Châlons Cathedral (Cathédrale Saint-Étienne de Châlons) is a Roman Catholic church in Châlons-en-Champagne, France, formerly known as Châlons-sur-Marne. Constructed between 1120 and 1635, Châlons Cathedral is considered to be one of the earliest true Gothic cathedrals built in France and has been listed as a Monument historique since 1862.

==History==
After the diocese of Châlons was founded in the 4th century, a cathedral was erected in the middle of the fortified Gallo-Roman town, surrounded by a cathedral quarter comprising several churches, the canons' cloister to the north, and the bishop's palace to the west. After being severely damaged by the sacking and burning of the town by Robert of Vermandois and the Normans, a complete reconstruction was ordered around 1120 by William of Champeaux. The structure was completed in about a hundred years, despite the shortage of resources. This new Romanesque cathedral comprised a crypt dedicated to Virgin Mary, a transept, and a long nave, but lacked a true ambulatory. Of the two towers grafted onto the transept arms, only the north tower remains, comparable to the towers of Notre-Dame-en-Vaux. Destroyed halfway through construction in 1138 by fire from a lightning strike, the recovering cathedral was nevertheless consecrated by Pope Eugene III on October 26, 1147.

A third fire significantly damaged the church in 1230, requiring extensive reconstruction. At the same time, the architects of the cathedral were quickly influenced by the new Gothic stylistic advancements of projects such as Saint-Denis Basilica and Noyon Cathedral and swiftly adopted the new Rayonnant Gothic style. The resulting abandonment of Romanesque architecture led to the addition of light filled radiating chapels, chevet, and a ambulatory being added between 1280 and 1310. In addition, stained glass windows, donated by Louis IX were installed in the nave and flying buttresses were also added to further support the growing structure. Construction continued at a relatively slow pace, with the nave being constructed at the end of the 15th century and extending into the 16th century. In response to the restorations of Notre-Dame de l'Épine and Notre-Dame-en-Vaux, a crown with a spire measuring more than 80m tall was added in 1520. Between 1628 and 1634 under architect Claude Monnart, the main façade was completed in the prevailing Baroque style, inspired by the church of Saint-Gervais-Saint-Protais in Paris. However, the original medieval design of the nave was preserved. In 1668, lightning struck the spire of the north tower, causing a fire that inflicted severe damage to the cathedral and completely destroying the choir. The entire apse was reconstructed and the transept towers were finished with stone spires. In addition, to strengthen the pillars, two thirds of the crypt were then filled in for support.

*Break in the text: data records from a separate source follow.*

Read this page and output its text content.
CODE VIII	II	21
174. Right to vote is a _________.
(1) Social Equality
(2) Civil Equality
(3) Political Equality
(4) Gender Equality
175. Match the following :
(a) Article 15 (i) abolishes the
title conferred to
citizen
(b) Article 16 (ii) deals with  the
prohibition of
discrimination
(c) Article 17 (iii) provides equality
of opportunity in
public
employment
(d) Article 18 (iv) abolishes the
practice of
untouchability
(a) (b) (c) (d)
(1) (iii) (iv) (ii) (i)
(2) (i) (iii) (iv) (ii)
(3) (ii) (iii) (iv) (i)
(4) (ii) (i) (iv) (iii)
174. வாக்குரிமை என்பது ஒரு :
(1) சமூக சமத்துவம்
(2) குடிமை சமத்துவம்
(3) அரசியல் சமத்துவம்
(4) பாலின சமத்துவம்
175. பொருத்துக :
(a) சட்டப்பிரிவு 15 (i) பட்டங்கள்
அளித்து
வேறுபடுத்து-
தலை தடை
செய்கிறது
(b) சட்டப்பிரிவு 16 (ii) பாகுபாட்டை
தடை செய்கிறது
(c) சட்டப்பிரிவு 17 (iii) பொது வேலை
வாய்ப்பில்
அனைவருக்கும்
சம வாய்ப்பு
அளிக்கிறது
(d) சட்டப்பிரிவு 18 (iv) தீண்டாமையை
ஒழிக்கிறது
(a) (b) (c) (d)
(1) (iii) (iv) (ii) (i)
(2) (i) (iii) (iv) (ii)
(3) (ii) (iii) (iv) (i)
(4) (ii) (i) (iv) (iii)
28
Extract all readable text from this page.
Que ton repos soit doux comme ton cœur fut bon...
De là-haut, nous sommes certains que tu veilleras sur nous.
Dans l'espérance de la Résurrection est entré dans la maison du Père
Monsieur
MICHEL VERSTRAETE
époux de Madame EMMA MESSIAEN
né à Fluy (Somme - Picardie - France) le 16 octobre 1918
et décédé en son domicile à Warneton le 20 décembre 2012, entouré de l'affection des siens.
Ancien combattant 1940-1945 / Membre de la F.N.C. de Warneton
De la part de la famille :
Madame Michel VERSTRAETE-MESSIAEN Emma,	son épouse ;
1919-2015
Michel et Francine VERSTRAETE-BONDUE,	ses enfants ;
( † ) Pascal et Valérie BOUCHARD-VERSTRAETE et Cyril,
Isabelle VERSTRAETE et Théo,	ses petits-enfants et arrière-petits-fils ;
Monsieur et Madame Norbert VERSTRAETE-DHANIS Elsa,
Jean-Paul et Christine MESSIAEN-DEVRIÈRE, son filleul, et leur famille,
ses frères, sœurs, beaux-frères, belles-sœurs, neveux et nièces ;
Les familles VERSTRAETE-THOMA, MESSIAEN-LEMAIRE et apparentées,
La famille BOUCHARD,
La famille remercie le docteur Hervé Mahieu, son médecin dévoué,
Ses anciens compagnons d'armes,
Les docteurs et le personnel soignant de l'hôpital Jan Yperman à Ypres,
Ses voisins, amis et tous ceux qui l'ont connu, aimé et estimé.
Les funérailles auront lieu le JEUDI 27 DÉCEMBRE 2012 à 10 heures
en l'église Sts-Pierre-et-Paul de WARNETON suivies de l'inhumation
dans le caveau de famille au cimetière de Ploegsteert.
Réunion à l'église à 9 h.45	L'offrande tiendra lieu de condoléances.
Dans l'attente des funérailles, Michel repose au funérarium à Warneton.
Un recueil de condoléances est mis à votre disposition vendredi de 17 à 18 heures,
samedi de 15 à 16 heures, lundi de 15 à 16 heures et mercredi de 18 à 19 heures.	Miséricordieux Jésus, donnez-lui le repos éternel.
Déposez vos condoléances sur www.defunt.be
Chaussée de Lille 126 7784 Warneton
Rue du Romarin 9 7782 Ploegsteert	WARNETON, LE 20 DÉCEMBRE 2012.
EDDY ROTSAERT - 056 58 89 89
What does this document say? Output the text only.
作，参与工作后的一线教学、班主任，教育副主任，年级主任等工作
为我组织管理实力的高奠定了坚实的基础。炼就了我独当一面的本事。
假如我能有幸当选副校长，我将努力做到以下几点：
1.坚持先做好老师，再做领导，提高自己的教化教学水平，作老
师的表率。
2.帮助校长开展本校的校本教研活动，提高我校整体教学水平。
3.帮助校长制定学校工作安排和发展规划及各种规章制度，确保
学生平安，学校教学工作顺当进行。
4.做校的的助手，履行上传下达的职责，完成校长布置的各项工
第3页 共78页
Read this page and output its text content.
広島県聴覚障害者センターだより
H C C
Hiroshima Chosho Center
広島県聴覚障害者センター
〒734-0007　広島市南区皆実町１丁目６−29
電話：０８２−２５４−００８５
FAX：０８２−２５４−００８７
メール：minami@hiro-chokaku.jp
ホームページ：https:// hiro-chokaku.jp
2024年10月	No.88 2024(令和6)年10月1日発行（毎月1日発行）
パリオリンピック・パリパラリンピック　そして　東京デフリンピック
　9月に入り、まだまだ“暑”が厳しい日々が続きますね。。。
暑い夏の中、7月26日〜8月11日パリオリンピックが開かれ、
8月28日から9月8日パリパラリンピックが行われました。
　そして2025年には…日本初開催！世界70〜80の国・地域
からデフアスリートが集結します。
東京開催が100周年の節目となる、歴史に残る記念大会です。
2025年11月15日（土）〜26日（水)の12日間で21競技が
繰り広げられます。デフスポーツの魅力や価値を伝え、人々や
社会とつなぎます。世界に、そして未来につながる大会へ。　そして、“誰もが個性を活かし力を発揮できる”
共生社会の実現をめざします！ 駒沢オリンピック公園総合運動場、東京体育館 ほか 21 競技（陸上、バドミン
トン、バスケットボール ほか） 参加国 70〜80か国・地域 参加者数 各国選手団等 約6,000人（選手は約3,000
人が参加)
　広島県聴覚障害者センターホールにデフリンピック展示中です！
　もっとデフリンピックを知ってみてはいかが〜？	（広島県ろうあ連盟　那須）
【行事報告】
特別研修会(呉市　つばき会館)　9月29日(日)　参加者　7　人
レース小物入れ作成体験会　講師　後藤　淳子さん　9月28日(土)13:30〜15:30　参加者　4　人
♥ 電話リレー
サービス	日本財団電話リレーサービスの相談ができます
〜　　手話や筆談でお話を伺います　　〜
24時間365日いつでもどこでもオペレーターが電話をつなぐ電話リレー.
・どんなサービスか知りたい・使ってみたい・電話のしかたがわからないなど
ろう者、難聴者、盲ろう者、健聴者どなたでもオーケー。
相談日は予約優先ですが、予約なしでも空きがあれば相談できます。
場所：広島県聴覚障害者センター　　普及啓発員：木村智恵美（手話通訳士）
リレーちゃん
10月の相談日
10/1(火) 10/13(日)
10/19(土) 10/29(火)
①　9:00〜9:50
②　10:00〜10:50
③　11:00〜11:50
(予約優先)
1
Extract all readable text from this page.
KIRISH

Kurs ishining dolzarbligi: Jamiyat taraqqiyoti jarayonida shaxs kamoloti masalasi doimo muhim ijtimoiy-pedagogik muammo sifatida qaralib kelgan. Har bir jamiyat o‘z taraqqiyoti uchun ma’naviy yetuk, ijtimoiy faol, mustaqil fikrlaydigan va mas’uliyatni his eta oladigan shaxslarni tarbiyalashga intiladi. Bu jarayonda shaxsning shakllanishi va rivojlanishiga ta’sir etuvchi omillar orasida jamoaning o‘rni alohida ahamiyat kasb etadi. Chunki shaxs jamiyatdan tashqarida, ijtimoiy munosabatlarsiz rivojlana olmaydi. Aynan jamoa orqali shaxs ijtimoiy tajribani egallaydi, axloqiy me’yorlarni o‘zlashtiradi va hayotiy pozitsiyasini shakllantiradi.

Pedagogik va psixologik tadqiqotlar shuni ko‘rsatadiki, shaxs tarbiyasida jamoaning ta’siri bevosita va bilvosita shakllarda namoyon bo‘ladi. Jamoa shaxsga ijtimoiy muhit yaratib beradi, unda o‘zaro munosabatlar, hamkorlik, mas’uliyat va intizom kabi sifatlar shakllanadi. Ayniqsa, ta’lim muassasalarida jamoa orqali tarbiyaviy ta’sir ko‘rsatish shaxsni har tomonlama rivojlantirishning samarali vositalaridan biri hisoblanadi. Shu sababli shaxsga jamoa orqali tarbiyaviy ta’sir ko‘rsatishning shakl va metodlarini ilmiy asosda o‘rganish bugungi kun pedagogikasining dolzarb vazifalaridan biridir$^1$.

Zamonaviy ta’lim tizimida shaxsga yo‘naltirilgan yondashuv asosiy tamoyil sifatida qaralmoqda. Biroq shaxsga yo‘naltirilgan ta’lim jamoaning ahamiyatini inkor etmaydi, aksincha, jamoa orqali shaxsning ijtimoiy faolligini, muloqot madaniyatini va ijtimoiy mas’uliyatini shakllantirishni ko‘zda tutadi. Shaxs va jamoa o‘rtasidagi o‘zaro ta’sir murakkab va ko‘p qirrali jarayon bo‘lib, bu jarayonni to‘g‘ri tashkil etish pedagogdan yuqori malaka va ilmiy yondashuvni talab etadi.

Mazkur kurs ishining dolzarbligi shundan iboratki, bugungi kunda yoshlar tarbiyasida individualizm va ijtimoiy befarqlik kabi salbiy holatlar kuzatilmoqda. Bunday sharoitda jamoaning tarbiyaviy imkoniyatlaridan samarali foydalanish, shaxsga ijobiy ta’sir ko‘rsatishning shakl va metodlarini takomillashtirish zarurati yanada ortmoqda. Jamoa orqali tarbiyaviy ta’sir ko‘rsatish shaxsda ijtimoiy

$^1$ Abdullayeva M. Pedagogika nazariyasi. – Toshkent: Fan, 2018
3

The cathedral suffered severe damage during the French Revolution, with many of the original statues on the façade being destroyed. After being closed, the building was used as a horse stable before being restored in the 19th century by Eugène Viollet-le-Duc's students, particularly his son-in-law Maurice Ouradou. Work included the suppression of the side chapels, deemed inconsistent with the pedestal style; the demolition of the spires on the choir towers erected after the fire of 1668; and the reconstruction of the southern façade of the transept. Restorations also included the cleaning and the addition of new stained glass panels by Jacques Grüber. The cathedral survived almost unscathed through World War I and II, and was reopened in 2009 after a brief restoration.

== Organ ==
The organ was rebuilt and enlarged in 1898 by his sons Eugène and John-Albert, who delivered the largest instrument to come out of their workshop. After work by Max and André Roethinger in 1957, the organs were restored between 2000 and 2006 in the spirit (composition and harmonization) of 1898 by the Renault-Menoret company, then by Olivier Robert and Denis Lacorre.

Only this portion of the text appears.